Today, after orientation, a couple new friends and I hiked up the side of Tibidabo, the highest point in these hills (512 meters).  It is named after the biblical story of the devil trying to tempt Christ by taking him to a high place and saying, 'I will give you all this if you fall down and worship me.'
 
This is the Temple Del Sagrat Cor (The Church of the Sacred Heart), Barcelona's answer to Paris' Sacre Couer, but with a more modernista influence.  Hard to tell, but it's one church on top of the other, and the top is surmounted by a huge statue of Christ.  There's an amusement park at its base (which was featured in Vicky Christina Barcelona).


 
Cottonwoods already changing color!



My school is right in the middle of this picture.  I am blessed once again with nearby running/hiking trails for afterschool-decompressing.


This is Fabra Observatory, a modernista stargazing facility.


 
 Mediterranean pine and Prickly Pear cacti.

 


Views to the sea.

A cute restaurant-y area we walked down to for a drink and tapas.

Walking back into the city to catch the subway home.



Sunday, August 21, 2011

The Gracia Fiesta

The Fiesta in my neighborhood started a week ago, and it's still going.  Festivals back home last 2 days, maybe 3 days tops.  But in Barcelona, 10 days.  Thank goodness new teacher orientation hasn't been too demanding this week, because the festival gets rolling after siesta and goes until sunrise each day. These guys know how to sustain a party.  As each evening progresses, people get progressively more drunk, and the streets more messy.  But thanks to millions of tourists pouring money into this city, every morning, city employees sweep the alleys, operate street cleaners, and paint over the last night's graffiti.
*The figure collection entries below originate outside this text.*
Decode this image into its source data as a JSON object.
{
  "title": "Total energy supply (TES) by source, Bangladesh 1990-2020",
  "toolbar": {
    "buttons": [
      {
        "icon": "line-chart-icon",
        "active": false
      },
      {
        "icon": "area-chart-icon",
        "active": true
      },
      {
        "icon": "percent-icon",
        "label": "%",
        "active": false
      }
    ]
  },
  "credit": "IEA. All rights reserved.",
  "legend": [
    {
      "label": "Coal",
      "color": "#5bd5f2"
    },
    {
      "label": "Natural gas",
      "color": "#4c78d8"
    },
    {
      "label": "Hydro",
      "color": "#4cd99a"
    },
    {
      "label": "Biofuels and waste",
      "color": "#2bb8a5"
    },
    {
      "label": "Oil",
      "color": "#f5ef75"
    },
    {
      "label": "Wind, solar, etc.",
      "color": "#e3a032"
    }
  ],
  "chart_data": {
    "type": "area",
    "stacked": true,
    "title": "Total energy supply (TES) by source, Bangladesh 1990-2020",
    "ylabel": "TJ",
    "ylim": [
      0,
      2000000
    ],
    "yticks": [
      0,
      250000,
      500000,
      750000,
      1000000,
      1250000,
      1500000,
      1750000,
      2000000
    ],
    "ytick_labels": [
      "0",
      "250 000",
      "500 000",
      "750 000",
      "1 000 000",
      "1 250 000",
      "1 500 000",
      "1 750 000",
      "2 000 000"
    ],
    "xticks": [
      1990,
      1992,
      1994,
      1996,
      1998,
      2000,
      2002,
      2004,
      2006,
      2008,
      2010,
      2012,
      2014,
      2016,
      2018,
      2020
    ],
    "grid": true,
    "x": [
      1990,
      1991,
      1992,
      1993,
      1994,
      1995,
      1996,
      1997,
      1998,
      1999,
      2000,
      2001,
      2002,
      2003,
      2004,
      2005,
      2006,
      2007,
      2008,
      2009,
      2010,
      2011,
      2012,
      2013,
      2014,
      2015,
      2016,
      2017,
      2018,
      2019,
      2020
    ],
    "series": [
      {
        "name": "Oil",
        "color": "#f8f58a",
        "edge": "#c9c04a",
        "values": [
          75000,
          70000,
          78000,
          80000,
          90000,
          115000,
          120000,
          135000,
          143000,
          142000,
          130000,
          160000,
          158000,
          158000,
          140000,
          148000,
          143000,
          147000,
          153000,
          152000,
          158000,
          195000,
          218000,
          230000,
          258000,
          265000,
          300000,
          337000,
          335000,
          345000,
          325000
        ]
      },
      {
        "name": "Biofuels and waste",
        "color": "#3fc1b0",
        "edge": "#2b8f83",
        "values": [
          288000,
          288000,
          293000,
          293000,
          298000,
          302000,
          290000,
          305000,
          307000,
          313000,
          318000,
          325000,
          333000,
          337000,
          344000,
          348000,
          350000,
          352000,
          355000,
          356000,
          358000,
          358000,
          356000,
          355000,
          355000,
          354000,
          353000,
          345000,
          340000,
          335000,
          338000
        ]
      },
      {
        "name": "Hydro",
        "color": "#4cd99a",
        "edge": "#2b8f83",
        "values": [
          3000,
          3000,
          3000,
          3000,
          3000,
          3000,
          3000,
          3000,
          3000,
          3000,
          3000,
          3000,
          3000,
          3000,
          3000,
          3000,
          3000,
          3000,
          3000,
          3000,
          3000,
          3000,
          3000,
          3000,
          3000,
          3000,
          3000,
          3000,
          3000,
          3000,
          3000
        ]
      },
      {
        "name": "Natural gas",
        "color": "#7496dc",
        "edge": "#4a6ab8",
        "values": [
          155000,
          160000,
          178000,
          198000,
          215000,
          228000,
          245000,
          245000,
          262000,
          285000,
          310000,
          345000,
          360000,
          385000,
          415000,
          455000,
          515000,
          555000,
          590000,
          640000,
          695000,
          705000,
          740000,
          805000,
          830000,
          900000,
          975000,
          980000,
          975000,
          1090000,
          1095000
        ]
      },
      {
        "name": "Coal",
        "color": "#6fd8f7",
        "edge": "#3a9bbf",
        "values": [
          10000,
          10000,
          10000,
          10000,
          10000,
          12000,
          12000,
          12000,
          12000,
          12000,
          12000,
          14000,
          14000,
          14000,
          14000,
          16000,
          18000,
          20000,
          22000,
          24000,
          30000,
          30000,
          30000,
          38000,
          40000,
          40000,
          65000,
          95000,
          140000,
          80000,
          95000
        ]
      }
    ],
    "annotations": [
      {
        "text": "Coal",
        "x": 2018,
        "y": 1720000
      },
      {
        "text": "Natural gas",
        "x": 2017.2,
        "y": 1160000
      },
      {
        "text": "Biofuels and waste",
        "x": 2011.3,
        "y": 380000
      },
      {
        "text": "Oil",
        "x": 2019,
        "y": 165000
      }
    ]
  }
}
And we start again.  

These are some pictures from my walking around with my friend/colleague, Sandra, as well as from attending a pica-pica with my roommate (the pica-pica tradition entails a potluck of snacks to be eaten before heading out on the town).  

Each street competes in decorations, using recycled materials. Each competing street gets together in the preceding week to prepare, and on one given night during the fiesta, they pull tables and chairs into the street, and eat a communal meal together. 

Here are some pictures of the competing streets.  Pretty impressive, actually.

This street was decorated in some kind of back-to-school theme, which, personally, I was not ready to be around yet. But best of luck to them in the competition!

 
 
This street displayed a paper mache Mozart and some classical musicians:


Sandra and I stopped to watch a fireworks display in Placa de la Vila de Gracia, the sparks at times coming a little too close for our level of comfort.




A crepe break:
The piratey street:

Here's Sandra on Verdi Street, the street that usually wins the competition every year. This year, they had an underwater theme going on: mermaid tails and octopi were hanging below sea foam-like recycled goods.




In my picture-taking mode:

 Placa de Vila de Gracia, my nearby plaza, decorated in matches and matchboxes:



From my friend's pica-pica party, we had a great vantage point over a plaza for people-watching and listening to the local Catalan bands perform in the fiesta.  My roommate and her friend who is visiting from Ireland:


We watched a human pyramid form and walk down the street. A little kid wearing a helmet was the last to climb up. 



Out to eat in Gracia at a yummy Argentine restaurant:

 

Ridiculous amounts of meat:

I'll end with a short video taken from my balcony just after siesta.  No, it's not gunshots you hear.  Only fireworks...  Sometimes, early in the morning we're awakened by a Catalan marching band performing down our otherwise silent and empty street. Thank goodness for those denser-than-dense wax earplugs I brought with me from Turkey.